Marina z deszczowego lasu
Brazylia: obrończyni środowiska idzie po prezydenturę
Wieczorny rytuał wyglądał zawsze tak: jedna z sióstr trzyma lampkę oliwną, która rzuca co nieco światła w wiejskiej chacie na obrzeżach puszczy; ojciec snuje opowiastki, legendy. Jedna z nich naznaczyła Marinę – ta o Romanie i Ignacym.
Roman był białym uczonym, erudytą. Ignacy – wiejskim parobkiem, Metysem, analfabetą. Mocowali się na wiedzę: kto wie więcej o miejscu, w którym mieszkają. Zasada prosta – jeden rzucał pytanie, drugi odpowiadał. Dla Ignacego, choć bez szkół, świat wkoło nie miał tajemnic: znał zwierzęta, rośliny, zwyczaje. I Roman wiedział niemało, ale widział, że w pojedynku idzie na przegraną. Wtem rzucił pytanie z dziedziny nauki. Ignacy zamilkł, nie wiedział, jak rozwiązać zagadkę. Nie umiał też przeciwstawić się pogwałceniu reguł gry. Przegrał.
Za każdym razem, słysząc tę opowieść, mała Marina wybucha płaczem. Krzyczy, że to niesprawiedliwość, oszustwo i dlaczego świat jest wstrętny. Pragnienie, żeby pomścić krzywdę oszukanego parobka, nie ucichnie nigdy.
1.
Było ich 11 rodzeństwa, trójka zmarła – a mogło więcej, bo w Amazonii choroby rozkwitają jak wszystko wkoło. Rodzice, Pedro i Maria, analfabeci, uciekli z nędzy północnego wybrzeża do stanu Acre, serca dżungli, w latach 40. Nadzieję na poprawę losu obudził boom kauczukowy.
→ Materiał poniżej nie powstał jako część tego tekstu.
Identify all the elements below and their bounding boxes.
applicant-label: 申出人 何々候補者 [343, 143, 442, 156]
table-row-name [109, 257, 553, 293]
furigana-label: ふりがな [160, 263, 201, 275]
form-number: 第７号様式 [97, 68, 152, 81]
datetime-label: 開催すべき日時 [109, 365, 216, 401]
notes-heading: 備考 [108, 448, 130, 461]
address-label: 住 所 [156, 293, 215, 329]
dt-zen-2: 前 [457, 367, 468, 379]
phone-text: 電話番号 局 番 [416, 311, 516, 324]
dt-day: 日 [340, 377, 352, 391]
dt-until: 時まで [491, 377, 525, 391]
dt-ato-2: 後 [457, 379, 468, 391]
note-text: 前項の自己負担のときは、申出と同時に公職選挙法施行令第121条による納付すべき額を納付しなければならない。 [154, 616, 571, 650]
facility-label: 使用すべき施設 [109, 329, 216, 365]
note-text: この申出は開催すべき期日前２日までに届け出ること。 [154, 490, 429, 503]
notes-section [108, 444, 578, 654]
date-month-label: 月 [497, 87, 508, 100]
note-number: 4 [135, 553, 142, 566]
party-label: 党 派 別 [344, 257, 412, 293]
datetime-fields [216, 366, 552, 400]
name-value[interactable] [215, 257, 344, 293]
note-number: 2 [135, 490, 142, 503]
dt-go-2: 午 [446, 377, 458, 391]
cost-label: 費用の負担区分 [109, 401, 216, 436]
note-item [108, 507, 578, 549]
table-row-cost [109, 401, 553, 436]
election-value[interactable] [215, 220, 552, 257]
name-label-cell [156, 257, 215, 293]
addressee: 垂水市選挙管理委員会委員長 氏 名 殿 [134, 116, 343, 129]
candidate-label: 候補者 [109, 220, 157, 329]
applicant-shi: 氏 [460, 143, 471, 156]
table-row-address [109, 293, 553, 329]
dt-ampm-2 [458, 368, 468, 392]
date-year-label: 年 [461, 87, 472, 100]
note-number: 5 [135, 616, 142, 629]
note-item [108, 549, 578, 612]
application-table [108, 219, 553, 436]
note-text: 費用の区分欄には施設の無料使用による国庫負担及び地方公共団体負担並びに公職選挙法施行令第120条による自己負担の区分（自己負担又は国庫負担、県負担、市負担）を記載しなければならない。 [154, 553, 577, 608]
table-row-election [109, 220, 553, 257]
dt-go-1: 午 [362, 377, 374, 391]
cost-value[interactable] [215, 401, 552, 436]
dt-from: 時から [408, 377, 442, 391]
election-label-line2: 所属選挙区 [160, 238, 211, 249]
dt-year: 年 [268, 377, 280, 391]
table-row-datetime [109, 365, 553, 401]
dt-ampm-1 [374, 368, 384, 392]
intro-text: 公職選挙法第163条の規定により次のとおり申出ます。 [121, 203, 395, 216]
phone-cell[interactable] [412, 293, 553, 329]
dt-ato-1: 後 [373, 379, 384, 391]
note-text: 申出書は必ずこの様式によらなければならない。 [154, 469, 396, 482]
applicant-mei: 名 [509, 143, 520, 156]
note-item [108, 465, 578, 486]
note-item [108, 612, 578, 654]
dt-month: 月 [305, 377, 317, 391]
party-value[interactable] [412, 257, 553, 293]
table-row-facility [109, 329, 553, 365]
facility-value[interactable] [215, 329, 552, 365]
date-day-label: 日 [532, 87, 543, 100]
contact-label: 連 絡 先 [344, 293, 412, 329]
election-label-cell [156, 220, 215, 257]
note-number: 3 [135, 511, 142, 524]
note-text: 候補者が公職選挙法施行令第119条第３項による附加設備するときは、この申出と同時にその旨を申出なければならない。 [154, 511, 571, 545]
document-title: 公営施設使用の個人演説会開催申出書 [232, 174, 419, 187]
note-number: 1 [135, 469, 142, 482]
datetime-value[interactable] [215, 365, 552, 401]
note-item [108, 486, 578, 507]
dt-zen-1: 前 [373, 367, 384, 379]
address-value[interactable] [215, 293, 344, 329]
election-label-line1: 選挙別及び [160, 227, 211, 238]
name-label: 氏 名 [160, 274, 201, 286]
Pracowało się u pana, któremu robotnicy dostarczali wydobyte z drzew kauczukowe mleko. Robota od piątej do piątej w duchocie amazońskiego lasu. „Półniewolnictwo” – powie po latach Marina.
Ojciec zadłużył się u pana na wieczne – jak się zdawało – niespłacenie. Rodzinę ocaliły kobiety.